Natürlich gabs immer wieder auch Momente im Lauf der vergangenen 28 Jahre, die auch im Verein selbst zu Diskussionen führte. Einige Mals waren Leo und ich oder auch Mitarbeiterinnen der Stabstelle Öffentlichkeitsarbeit bei Teams einzelner Einrichtungen oder bei der CU-Jugendredaktion, um über Frauenbilder und Konfektionsgrößen zu diskutieren. Gar nicht einfach, weil die Konfektion fertig gestellt wird, bevor wir die beteiligten Models wissen und weil es auch ausbildungsmäßige Vorgaben für die Sommerwerkstatt gibt. Wir haben es aber schon geschafft, Jugendliche und junge Frauen und Männer einzubinden als Models, die nicht den gängigen Bildern aus Werbung und Medien entsprechen. Ziel auch des Projektteils mit der Modenschau ist vor allem, dass Jugendliche sich trauen, aufzutreten und sich zu präsentieren. Dazu aber bekommen sie von uns und unseren Partner:innen professionelle Unterstützung und Vorbereitung, damit sie auch unvergessene Erfahrungen machen können.

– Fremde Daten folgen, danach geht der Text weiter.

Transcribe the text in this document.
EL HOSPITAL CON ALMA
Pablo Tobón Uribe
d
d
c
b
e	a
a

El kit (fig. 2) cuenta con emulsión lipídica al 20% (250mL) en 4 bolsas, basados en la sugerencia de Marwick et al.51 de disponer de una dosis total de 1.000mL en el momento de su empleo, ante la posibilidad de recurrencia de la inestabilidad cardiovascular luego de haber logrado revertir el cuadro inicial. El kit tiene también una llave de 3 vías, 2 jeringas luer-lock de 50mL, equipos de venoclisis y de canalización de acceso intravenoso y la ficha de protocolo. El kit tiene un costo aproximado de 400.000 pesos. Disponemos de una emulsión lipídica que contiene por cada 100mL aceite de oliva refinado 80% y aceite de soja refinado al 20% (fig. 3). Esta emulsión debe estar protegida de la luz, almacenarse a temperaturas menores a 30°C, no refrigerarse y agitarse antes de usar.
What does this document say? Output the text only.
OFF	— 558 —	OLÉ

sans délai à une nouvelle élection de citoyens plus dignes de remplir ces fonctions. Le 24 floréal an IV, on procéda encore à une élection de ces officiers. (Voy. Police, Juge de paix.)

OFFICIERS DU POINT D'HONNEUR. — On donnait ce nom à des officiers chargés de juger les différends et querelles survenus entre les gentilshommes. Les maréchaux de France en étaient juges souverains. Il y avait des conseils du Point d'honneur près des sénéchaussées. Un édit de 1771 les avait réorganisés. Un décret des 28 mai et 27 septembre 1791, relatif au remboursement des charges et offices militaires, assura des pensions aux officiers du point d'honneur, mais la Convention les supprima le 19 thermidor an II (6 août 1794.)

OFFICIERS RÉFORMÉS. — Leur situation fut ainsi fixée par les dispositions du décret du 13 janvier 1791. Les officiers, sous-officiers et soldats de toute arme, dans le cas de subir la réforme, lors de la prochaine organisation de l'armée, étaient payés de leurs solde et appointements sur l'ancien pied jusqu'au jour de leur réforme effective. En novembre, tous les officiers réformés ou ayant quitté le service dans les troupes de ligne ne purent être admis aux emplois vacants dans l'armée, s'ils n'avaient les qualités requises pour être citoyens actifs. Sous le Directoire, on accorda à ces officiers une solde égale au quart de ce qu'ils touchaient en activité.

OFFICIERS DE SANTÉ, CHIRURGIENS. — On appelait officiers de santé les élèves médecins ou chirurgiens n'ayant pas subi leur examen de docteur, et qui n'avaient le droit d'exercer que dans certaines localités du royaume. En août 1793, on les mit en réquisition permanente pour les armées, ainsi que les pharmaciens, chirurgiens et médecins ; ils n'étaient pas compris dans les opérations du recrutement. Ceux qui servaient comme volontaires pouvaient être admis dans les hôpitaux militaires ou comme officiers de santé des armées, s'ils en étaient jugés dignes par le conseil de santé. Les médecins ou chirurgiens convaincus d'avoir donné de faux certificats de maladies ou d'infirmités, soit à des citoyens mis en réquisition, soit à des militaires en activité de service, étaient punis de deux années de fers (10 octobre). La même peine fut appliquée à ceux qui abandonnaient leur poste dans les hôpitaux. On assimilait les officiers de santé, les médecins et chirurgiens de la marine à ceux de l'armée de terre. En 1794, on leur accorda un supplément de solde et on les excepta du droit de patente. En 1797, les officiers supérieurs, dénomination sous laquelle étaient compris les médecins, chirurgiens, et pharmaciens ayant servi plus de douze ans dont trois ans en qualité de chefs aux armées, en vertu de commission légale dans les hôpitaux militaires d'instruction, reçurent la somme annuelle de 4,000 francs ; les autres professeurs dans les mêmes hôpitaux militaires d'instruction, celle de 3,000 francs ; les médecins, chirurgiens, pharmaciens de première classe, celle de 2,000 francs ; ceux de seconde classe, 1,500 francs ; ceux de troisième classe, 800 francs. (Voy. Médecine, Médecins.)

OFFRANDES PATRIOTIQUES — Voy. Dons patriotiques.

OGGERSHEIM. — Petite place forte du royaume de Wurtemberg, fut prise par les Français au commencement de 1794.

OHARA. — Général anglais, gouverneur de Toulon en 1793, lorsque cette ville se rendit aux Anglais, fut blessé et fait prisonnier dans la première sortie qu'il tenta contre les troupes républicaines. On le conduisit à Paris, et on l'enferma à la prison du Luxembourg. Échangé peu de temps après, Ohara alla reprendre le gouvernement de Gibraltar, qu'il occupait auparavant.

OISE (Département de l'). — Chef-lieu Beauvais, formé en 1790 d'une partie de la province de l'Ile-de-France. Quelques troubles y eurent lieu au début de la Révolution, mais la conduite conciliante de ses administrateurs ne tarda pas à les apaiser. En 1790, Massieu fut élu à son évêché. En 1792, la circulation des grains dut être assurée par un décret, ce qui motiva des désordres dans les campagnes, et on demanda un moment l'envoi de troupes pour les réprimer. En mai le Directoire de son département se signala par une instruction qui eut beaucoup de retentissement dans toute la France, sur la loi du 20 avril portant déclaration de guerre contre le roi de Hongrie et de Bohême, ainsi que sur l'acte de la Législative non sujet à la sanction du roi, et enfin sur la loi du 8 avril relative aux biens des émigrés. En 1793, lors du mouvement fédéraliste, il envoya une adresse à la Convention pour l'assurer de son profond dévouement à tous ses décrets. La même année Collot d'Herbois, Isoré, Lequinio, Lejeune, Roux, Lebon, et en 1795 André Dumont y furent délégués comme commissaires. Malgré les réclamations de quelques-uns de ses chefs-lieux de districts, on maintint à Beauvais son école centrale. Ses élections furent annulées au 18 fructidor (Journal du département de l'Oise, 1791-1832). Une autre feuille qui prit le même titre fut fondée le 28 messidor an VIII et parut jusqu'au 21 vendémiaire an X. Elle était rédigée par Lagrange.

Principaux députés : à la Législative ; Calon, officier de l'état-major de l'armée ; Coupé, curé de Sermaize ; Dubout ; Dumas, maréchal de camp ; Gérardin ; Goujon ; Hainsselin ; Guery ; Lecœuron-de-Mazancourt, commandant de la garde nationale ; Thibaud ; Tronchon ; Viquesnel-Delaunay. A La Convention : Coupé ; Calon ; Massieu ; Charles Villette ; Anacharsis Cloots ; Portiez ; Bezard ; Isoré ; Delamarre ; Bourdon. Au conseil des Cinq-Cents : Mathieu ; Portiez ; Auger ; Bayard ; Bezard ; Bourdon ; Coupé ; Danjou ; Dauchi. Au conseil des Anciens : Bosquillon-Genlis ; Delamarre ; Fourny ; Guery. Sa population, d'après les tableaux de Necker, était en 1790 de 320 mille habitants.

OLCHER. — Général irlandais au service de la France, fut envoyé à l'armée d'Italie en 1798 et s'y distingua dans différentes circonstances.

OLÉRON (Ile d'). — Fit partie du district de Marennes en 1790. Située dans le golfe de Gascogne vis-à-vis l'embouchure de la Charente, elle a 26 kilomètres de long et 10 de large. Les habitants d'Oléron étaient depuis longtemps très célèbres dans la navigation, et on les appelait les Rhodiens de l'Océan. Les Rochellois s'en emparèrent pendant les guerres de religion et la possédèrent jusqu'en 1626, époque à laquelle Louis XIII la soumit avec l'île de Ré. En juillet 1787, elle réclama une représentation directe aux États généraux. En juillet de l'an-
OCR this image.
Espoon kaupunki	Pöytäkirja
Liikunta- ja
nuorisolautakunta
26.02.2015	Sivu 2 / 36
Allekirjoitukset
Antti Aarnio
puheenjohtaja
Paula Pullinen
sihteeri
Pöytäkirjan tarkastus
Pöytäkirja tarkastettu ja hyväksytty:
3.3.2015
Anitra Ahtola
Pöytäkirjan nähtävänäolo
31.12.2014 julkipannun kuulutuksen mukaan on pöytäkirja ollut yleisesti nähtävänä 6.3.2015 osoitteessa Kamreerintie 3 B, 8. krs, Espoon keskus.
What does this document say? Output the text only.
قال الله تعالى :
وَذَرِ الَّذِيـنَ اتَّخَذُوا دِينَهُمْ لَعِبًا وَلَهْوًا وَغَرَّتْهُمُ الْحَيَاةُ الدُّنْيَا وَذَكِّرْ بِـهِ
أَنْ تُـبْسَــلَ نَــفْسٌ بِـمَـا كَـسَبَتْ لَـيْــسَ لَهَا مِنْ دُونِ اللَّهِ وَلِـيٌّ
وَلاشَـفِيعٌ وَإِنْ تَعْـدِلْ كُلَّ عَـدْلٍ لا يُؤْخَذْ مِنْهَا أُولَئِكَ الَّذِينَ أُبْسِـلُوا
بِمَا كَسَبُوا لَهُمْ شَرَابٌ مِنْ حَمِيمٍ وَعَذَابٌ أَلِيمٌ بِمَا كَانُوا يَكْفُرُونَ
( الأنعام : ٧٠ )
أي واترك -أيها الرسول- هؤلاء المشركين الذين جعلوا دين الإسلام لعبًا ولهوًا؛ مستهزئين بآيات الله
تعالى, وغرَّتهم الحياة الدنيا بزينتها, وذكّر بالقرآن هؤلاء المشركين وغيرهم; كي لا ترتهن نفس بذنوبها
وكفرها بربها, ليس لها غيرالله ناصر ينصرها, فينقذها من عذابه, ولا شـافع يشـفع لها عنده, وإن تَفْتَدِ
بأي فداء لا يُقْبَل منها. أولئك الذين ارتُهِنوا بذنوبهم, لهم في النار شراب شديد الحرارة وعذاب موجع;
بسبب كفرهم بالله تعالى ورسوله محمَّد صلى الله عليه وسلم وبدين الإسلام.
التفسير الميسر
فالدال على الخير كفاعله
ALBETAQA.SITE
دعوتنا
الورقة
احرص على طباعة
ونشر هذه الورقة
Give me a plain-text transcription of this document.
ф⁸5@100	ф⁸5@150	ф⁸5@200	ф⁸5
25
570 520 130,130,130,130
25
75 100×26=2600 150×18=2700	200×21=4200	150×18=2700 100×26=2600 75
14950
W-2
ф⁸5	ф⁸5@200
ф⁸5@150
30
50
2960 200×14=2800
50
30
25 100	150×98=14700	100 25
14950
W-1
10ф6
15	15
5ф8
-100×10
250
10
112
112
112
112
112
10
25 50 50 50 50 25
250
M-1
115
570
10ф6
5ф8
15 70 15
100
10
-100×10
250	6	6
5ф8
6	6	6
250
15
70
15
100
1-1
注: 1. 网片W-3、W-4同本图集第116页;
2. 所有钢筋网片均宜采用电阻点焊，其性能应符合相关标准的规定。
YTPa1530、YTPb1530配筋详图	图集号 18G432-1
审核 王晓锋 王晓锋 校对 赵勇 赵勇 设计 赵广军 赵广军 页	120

Das gelingt uns offenbar, weil jedes Jahr mit fast 100 Beteiligten Backstage und mehr als 500 Besucher:innen jedes Jahr große Zufriedenheit erreicht wird und wir von Jugendlichen und Eltern stets große Anerkennung und Lob erhalten, auch für die Einbindung und den Umgang mit den Kindern und Jugendlichen. Selbst, wenn wir den einreichenden Künstler:innen schreiben, dass sie diesmal nicht ausgewählt wurden, kann das offenbar gut aufgenommen werden und die Kids senden im Jahr darauf wieder ihre Entwürfe ein.
Für mich selber ist der Weg nun zu Ende. Nach dem 08. Oktober werde ich Kids in Fashion und meinen Aufgaben-Kanon an Jörg Fackelmann weiterreichen. Es ist, wie damals bei der Beendigung von FLODO im Garten der Zentralen Geschäftsstelle, eine große Portion Wehmut dabei. Mich verband mit vielen der Beteiligten emotional sehr viel, die Kommunikation und die Kontakte und gemeinsamen Erfahrungen mit den Kindern und Jugendlichen waren für mich unbeschreiblich wichtig. Es ist schön zu sehen, wie sie sich entwickeln und entfalten und einmal oder zweimal im Jahr wie eine Gemeinschaft zusammenkommen, sich freuen, ihre Kids in Fashion - Verbundenheit ausleben und ganz viel Lebensfreude verbreiten.